En plus de ces longues démarches administratives, il faut imaginer la somme des travaux nécessaires pour que le chemin de fer triomphe enfin dans un grand remue-ménage d'hommes, de chevaux, de pelles, de pioches et de tombereaux. .. : pour le terrassement, pour la pose des voies sur des traverses de bois et du ballast, pour la construction des bâti­ments d'exploitation, gares et halles, ainsi que des ouvrages d'art comme le viaduc de Le Fret près de Liart, où il faut gérer les premiers reliefs du massif de l'Ardenne.

La première section de la ligne, de Laon à Rozoy-sur-Serre, est mise en service le 3 novembre 1888, alors qu'on construit à Paris la fameuse tour de Gustave Eiffel, pour l'Exposition Universelle de 1889. La ligne sera prolongée jusqu'à Liart à partir du 10 juillet 1893. La création de ces voies ferrées aura comme conséquence l'avantage de désenclaver la Basse-Thiérache et d'y instaurer une nouvelle économie agricole et laitière.

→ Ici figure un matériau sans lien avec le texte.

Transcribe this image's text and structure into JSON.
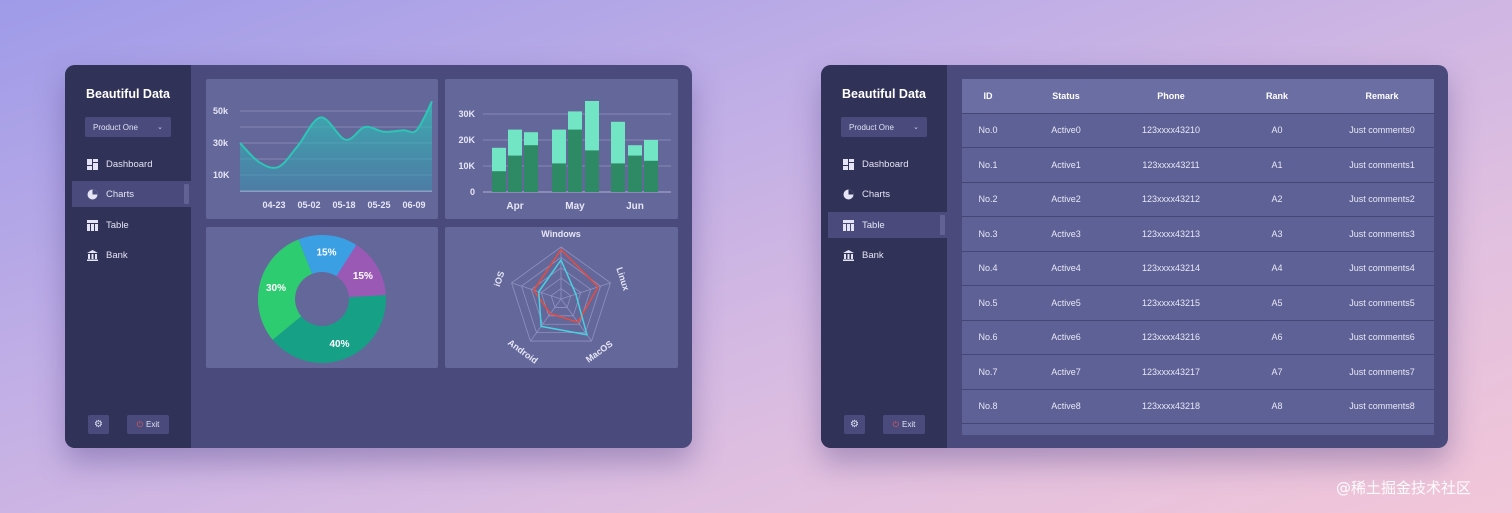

Le 2 avril 1889, le conseil municipal de Rozoy-sur-Serre, réuni en session extraordinaire, sous la présidence de son maire, Louis Emile Decq, se penche sur le financement de la fête d'inauguration du chemin de fer, une dépense de 3 200 francs de l'époque couverte par un emprunt pour pouvoir payer au plus tôt les fournisseurs et les ouvriers, un emprunt autorisé par le président de la République, Sadi Carnot. L'inauguration aurait été quelque peu malmenée, si l'on s'appuie sur le témoignage de Mme Jeanne Lecossois de Rozoy-sur-Serre, aujourd'hui décédée : «Mon père m'a raconté qu'en 1889, il y a eu le chemin de fer. La commune avait organisé une fête pour l'arrivée de la première locomotive qui arrivait de Liart [sans doute veut-elle dire Montcornet... NDLR]. Elle n'est jamais arrivée en gare de Rozoy. Les agriculteurs avaient encombré le passage à niveau de vieux instruments de culture. Ils n'étaient jamais d'accord avec le progrès). Nous sommes bien là en possession d'une parcelle de la mémoire collective locale qui s'est transmise de père en fille, une manière d'illustrer l'état d'esprit des gens simples à cette époque entre Laonnois et Thiérache, face aux mutations du temps.

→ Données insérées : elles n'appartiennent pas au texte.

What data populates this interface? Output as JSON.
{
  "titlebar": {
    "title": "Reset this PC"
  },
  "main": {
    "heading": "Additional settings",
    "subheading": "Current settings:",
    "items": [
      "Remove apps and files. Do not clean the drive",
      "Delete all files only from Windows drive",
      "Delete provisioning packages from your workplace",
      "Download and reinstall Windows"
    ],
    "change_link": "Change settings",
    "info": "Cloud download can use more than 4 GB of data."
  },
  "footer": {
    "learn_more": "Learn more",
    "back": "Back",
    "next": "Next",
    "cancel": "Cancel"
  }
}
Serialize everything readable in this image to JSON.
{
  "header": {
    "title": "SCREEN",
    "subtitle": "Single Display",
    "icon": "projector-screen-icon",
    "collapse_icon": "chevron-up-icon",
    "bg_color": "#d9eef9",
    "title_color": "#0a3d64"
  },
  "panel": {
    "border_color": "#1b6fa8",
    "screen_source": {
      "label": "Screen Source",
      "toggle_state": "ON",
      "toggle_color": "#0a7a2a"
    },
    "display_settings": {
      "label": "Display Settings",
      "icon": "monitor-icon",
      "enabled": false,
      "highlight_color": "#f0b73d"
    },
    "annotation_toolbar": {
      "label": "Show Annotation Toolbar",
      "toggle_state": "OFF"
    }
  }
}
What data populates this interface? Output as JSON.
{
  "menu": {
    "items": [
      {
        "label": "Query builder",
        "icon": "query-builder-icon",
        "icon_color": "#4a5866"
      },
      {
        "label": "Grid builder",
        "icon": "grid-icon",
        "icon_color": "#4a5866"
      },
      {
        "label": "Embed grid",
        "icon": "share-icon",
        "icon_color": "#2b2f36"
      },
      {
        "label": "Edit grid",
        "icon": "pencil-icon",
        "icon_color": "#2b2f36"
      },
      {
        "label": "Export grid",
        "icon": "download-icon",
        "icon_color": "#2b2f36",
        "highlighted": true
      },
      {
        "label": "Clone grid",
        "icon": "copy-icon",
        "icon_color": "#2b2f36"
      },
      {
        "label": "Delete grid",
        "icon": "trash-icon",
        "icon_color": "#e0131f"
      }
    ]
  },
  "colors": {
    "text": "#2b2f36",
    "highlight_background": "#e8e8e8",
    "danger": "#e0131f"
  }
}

Montcornet, nœud ferroviaire

En 1900, tandis qu'une locomobile routière bien étonnante tractant sur la chaussée des wagonnets de bois reliait la gare de Montcornet à la sucrerie de Dizy-le-Gros, des études visent à la création d'une ligne de chemin de fer secondaire avec un écartement des rails réduit, de Marie à Montcornet (ce sera le «Marlot» inauguré et mis en service le 25 août 1907) et d'une autre ligne entre Montcornet et Dizy-le-Gros, avec embranchements vers Asfeld et vers Saint-Erme (inauguration du Chemin de fer des Ardennes ou C.A. en 1909).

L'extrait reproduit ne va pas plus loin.